The mayor marked Martin Luther King Jr. Day by talking about economic equality.

Mayor Bill de Blasio told a packed audience on Monday at the Brooklyn Academy of Music that the “price of inequality has deepened.”

Economic inequality “is closing doors for hardworking people in this city and all over this country,” said de Blasio, a Democrat. “We have a city sadly divided between those with opportunity, with the means to fully partake of that opportunity, and those whose dreams of a better life are being deferred again and again.”

Citing King, de Blasio said, “We can’t wait.”

The mayor ran on a platform to battle the city’s income inequality, which he dubbed “the tale of two cities.”

He was joined by his wife, Chirlane McCray; the state’s senators, Charles Schumer and Kirsten Gillibrand; and the newly elected Brooklyn borough president, Eric Adams.

The event was dedicated to the late Nelson Mandela.

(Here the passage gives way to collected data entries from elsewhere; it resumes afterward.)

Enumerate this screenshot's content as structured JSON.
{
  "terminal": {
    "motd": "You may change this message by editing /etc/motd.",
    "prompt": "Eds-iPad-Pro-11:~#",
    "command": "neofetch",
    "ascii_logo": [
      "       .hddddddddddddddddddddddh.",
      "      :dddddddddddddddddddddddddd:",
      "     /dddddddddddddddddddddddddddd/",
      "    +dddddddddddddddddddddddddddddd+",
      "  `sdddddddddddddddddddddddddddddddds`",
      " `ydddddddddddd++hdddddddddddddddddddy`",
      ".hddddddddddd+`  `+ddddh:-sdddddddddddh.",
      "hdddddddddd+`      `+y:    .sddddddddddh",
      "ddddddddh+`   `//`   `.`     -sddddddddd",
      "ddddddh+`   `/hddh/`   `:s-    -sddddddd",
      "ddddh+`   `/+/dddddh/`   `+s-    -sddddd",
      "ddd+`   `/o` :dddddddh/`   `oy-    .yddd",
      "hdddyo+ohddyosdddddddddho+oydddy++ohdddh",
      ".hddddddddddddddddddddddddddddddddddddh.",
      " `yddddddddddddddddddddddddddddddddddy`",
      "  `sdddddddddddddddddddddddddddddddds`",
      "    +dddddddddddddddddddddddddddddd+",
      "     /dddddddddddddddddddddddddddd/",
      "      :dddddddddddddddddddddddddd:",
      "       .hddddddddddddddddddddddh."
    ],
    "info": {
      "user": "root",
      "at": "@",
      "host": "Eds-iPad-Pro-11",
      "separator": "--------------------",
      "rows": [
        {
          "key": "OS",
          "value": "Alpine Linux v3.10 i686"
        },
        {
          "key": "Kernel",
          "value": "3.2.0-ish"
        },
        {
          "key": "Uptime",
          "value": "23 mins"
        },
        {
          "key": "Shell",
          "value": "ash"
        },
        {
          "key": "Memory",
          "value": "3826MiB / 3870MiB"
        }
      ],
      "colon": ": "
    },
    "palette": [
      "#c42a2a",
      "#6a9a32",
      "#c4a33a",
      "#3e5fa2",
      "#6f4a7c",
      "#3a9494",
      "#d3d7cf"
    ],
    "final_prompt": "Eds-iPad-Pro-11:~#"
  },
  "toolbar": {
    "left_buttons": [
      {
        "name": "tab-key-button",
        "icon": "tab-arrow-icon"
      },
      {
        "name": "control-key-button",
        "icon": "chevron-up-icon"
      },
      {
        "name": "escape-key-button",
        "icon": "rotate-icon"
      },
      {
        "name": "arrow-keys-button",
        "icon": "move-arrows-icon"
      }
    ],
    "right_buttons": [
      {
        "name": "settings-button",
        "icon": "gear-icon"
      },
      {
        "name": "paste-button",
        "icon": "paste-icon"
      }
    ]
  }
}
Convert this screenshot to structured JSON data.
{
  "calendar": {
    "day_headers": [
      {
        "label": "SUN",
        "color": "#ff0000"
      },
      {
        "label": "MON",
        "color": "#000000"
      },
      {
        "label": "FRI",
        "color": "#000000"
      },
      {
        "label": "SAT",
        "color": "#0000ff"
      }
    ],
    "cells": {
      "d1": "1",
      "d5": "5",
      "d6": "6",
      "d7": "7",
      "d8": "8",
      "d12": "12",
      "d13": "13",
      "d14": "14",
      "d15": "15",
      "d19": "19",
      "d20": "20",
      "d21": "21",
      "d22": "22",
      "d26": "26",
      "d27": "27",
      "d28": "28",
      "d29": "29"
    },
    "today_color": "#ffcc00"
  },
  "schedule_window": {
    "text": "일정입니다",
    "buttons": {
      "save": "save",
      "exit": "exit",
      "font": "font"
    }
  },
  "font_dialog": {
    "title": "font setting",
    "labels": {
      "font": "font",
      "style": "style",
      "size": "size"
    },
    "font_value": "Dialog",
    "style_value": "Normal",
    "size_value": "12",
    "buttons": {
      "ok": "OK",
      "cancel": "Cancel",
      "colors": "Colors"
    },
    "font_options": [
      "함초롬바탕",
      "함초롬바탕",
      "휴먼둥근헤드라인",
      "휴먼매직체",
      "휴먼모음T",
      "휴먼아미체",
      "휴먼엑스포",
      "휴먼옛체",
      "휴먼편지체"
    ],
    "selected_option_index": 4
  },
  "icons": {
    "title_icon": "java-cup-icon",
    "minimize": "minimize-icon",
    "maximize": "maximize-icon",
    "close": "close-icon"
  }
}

The keynote speaker at the event was professor, political activist and former radical Angela Davis.

Afterward, the mayor and his wife joined a small assembly line of mostly volunteers preparing meals for the hungry at the Community Kitchen and Food Pantry in West Harlem run by New York’s Food Bank, one of the nation’s largest hunger relief organizations.

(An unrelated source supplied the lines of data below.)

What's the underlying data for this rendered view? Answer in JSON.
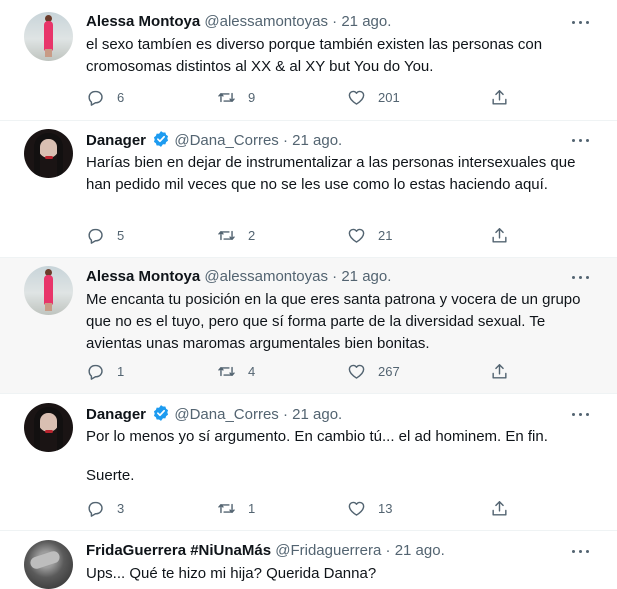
{
  "tweets": [
    {
      "name": "Alessa Montoya",
      "handle": "@alessamontoyas",
      "sep": "·",
      "time": "21 ago.",
      "verified": false,
      "paragraphs": [
        "el sexo tambíen es diverso porque también existen las personas con cromosomas distintos al XX & al XY but You do You."
      ],
      "replies": "6",
      "retweets": "9",
      "likes": "201"
    },
    {
      "name": "Danager",
      "handle": "@Dana_Corres",
      "sep": "·",
      "time": "21 ago.",
      "verified": true,
      "paragraphs": [
        "Harías bien en dejar de instrumentalizar a las personas intersexuales que han pedido mil veces que no se les use como lo estas haciendo aquí."
      ],
      "replies": "5",
      "retweets": "2",
      "likes": "21"
    },
    {
      "name": "Alessa Montoya",
      "handle": "@alessamontoyas",
      "sep": "·",
      "time": "21 ago.",
      "verified": false,
      "paragraphs": [
        "Me encanta tu posición en la que eres santa patrona y vocera de un grupo que no es el tuyo, pero que sí forma parte de la diversidad sexual. Te avientas unas maromas argumentales bien bonitas."
      ],
      "replies": "1",
      "retweets": "4",
      "likes": "267"
    },
    {
      "name": "Danager",
      "handle": "@Dana_Corres",
      "sep": "·",
      "time": "21 ago.",
      "verified": true,
      "paragraphs": [
        "Por lo menos yo sí argumento. En cambio tú... el ad hominem. En fin.",
        "Suerte."
      ],
      "replies": "3",
      "retweets": "1",
      "likes": "13"
    },
    {
      "name": "FridaGuerrera #NiUnaMás",
      "handle": "@Fridaguerrera",
      "sep": "·",
      "time": "21 ago.",
      "verified": false,
      "paragraphs": [
        "Ups... Qué te hizo mi hija? Querida Danna?"
      ]
    }
  ],
  "icons": {
    "reply": "reply-icon",
    "retweet": "retweet-icon",
    "like": "heart-icon",
    "share": "share-icon",
    "more": "more-options-icon",
    "verified": "verified-badge-icon"
  },
  "colors": {
    "text": "#0f1419",
    "secondary": "#536471",
    "verified": "#1d9bf0",
    "highlight_bg": "#f7f7f7",
    "thread_line": "#cfd9de"
  }
}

“You’re making a big impact in people’s lives,” he told a group of Girl Scouts from Troop 2260 in Brooklyn’s Bedford-Stuyvesant.

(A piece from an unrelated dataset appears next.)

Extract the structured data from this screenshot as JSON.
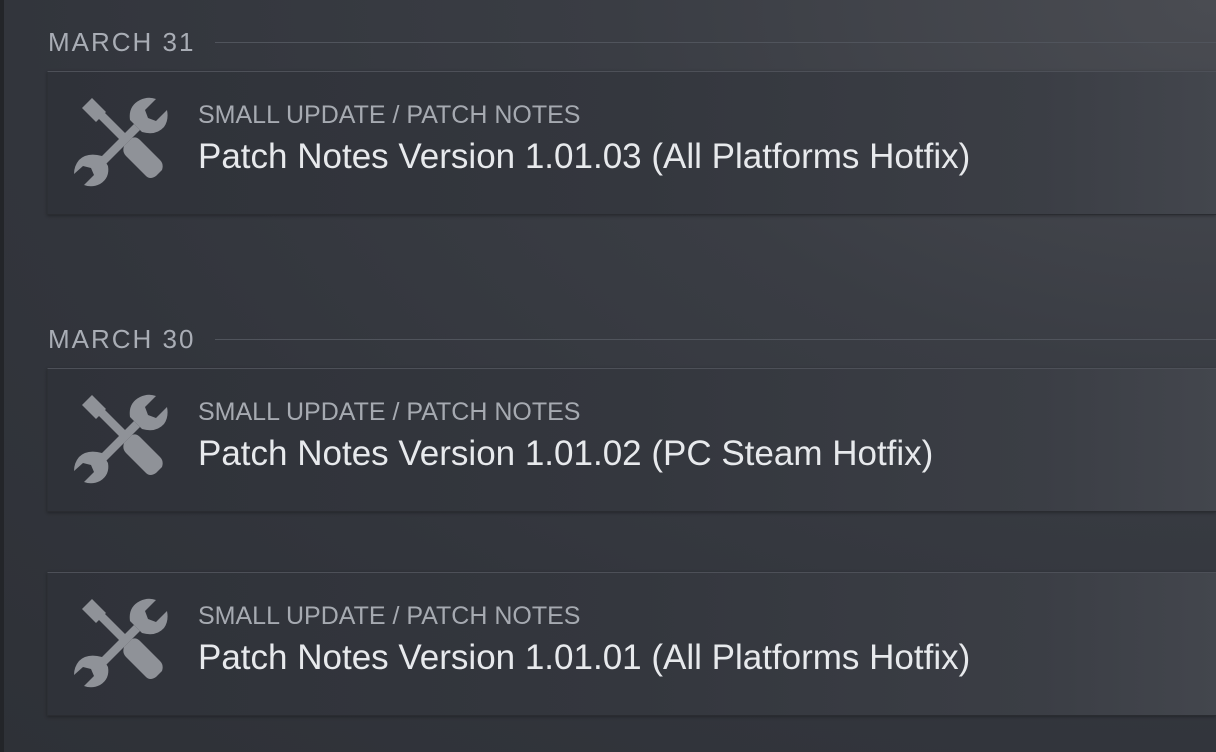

The couple stood side by side next to the children and a handful of adult volunteers stuffing complete meals from boxes into brown paper bags that will be distributed to people in need. The food included sandwiches, juice, chips, cookies and a few other items.

Police Chief Bill Bratton on Monday at a tribute to Martin Luther King. (AP Photo/Seth Wenig)
Police Chief Bill Bratton on Monday at a tribute to Martin Luther King. (AP Photo/Seth Wenig)

De Blasio said King’s teachings are meant to be lived.

“This is the day when we think about the meaning of Dr. King and what I think is so important, never to see his teachings as something in the past or something that’s just a part of history in a museum — but to live them,” the mayor said.

As the 6-foot-4 mayor, wearing food-handling gloves, filled the brown paper bags, he leaned down to reach the girls, engaging them in lighthearted banter.

“Got to get my chip thing going!” he announced with a grin as he and the kids coordinated their efforts.

“Make sure you always hold (the bag) underneath,” he coached them, followed by praise: “We’re a well-oiled machine now.”